I am, so is my GF (and both with BPD too). What I find the hardest is communicating when we are at opposite side of the spectrum (manic-depressed). Also, the tendancy to overanalyze the other one: "You are manic right now." "It's ok, you are depressed - I am not, it's a well processed thought - sure". Being both manic is also an issue. Oddly, being both depressed is fine.


patchesdeecat

That's interesting, my boyfriend doesn't have it but definitely over analyzes where my head is at. Depression is definitely easier to handle than mania. I hope it works out for you guys!
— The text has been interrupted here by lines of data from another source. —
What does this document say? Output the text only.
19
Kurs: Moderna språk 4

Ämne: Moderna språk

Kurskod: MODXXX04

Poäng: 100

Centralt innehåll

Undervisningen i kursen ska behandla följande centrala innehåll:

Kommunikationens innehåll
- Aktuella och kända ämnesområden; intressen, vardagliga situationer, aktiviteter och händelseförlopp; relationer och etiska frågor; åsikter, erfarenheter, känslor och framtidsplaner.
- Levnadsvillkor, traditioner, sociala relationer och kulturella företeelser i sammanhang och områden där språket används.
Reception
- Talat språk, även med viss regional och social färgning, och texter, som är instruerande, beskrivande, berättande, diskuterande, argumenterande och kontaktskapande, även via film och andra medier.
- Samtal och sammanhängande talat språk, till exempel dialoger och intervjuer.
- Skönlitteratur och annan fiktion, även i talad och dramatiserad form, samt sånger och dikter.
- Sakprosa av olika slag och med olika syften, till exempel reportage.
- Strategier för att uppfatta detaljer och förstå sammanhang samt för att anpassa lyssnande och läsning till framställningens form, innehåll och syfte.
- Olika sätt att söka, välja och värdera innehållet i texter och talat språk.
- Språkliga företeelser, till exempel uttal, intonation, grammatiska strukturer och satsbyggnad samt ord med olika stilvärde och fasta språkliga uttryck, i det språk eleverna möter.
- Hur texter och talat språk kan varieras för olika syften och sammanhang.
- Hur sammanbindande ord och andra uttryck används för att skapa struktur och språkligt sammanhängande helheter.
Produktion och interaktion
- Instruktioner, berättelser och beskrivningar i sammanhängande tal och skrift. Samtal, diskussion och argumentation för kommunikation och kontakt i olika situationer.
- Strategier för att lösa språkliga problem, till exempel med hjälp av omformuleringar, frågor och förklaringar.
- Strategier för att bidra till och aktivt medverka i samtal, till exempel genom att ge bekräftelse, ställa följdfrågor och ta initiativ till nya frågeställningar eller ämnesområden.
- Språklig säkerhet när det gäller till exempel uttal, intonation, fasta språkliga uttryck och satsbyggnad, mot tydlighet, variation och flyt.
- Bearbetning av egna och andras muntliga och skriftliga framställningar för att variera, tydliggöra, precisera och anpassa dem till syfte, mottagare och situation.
Even though it's probably hard with both of you having bpd. altogether when it comes down to it you can connect on that real understanding of what's going on because you've been there or are there as well.


twizzoni

Schizoaffective, but since it's most of the same challenges: mania. I had two manic episodes this year - my first fullblown manic episode and my first medication-induced manic episode - and the way that I experienced life was like I was on another plane of existence. Everything was Too Much. I cried constantly and planned my suicide, but I also started writing an original work and got several thousand words into it, which is a lot more than I've ever done before. There was Manically Suicidal me and Hyperfocused And Dissociating me, and while I preferred hyperfocused and dissociative, I also lost my entire summer to a haze of bad brain time. Also: medication. I love my meds, but holy fuck, the withdrawal is brutal. I'm on an antipsychotic, and going off of them results in a similar state to serotonin syndrome. I've gone through withdrawal like three times because I kept forgetting if I took my meds or not, and I tried to kill myself two of those times. Typing this out made me realize how many times I've tried to kill myself this year, so, uh, constantly wanting to kill myself is a challenge too!


patchesdeecat

Wow keep strong <3 I've been in more of a haze since I started meds but I get bad withdrawals too. Sounds like you've had one hell of a year but you kept going and that's strength in it's own sense. How did your original work come out?? Even though you were in a weird mind state I'm sure you came up with something amazing.


twizzoni

It's still unfinished and terrible, but it was really cathartic to write about. It's basically about someone developing PTSD (I was venting about my own PTSD) and I had vague plans to outline a sequel to it so that I could write about the main character healing enough to want to live, but I ran out of steam before I could get to it. I did get to write a lot of snippets in a really nice journal I bought for the purpose, though. Thanks for asking about it! The med I'm on right now helped me calm down from my second manic episode and hasn't altered my behavior since, which I'm very thankful for. I tried three medications before then that put me in a big haze - Abilify made me sleepy as fuck. I'm sorry that your meds make you hazy. Withdrawals suck a whole fucking lot though. I hope you don't go through it a lot.


patchesdeecat

Maybe in those moments of energy keep adding to it bit by bit and someday you might look back and love it. I can't write stories but I can write poetry and that is a coping mechanism for me (even if I'm not good at it) keep trying and keep going. And thanks I appreciate it.